Gibsonton is a small town on the Gulf Coast of Florida that serves as the off-season refuge—and, increasingly, retirement home—for a community of circus performers and carnival sideshow freaks. Here sympathetic zoning regulations don't penalize you for keeping a roller coaster parked in front of your house or an elephant in the back yard. Schneider's high-contrast black-and-white portraits of Gibsonton residents present the aging members (some now deceased) of a rapidly diminishing tribe: Jeanie Tomaini, the Half Lady, who is the proprietor of the local bait shop; the Welde family, with their tutu-clad dancing bear; and the nonagenarian Human Blockhead hammering giant nails into his right nostril.
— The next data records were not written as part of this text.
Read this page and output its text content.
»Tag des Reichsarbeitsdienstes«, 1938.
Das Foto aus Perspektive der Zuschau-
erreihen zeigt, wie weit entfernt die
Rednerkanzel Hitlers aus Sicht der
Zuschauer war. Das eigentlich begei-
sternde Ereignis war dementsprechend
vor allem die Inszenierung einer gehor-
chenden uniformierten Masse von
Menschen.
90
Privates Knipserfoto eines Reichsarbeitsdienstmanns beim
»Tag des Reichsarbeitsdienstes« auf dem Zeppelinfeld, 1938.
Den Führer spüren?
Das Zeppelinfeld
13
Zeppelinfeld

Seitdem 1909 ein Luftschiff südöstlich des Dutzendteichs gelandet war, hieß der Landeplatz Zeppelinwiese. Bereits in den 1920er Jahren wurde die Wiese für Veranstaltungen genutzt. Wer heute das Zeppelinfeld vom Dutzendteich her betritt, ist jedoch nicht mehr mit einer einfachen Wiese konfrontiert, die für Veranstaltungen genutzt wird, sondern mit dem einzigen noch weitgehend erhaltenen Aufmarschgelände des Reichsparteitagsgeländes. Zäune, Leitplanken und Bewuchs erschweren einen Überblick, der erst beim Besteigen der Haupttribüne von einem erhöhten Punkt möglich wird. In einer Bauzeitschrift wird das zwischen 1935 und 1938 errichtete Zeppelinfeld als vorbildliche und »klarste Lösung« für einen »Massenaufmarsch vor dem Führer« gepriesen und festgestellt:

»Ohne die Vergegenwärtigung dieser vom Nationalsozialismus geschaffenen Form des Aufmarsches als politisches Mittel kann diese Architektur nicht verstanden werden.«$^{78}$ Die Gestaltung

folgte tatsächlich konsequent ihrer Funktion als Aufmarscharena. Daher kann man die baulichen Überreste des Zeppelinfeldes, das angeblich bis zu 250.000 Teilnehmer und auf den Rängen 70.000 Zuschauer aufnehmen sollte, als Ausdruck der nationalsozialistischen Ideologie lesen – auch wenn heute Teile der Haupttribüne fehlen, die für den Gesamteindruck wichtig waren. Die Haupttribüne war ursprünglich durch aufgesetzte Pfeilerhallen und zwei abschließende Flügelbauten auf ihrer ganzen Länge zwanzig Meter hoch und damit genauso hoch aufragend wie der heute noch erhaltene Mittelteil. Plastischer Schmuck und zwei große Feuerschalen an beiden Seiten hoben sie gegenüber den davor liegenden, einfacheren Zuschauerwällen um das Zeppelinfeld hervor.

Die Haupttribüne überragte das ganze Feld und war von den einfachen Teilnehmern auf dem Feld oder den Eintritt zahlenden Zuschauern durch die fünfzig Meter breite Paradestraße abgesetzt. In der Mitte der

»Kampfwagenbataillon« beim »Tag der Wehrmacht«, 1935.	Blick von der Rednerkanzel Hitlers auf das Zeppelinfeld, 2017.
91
Tomaini's daughter remarks, "When your father is an eight-foot, four-inch giant and your mother is two feet six inches with no legs, some outsiders think you must have a really weird home life," but these photographs achieve a winning sense of the everyday.
Copyright © 2005
The New Yorker
About the Author
Hanspeter Schneider has worked as Art Director for advertising agencies in Switzerland, Germany, England and France. As a photographer, he regularly contributes to fashion magazines such as Vogue, GQ, Details, Marie Claire and Elle and lifestyle magazines including Conde Nast Traveller and Sport Illustrated. His photographs have been exhibited worldwide including: Festival de le Mode, Barcelona; The Art of Photography, London; Parco Gallery, Tokyo.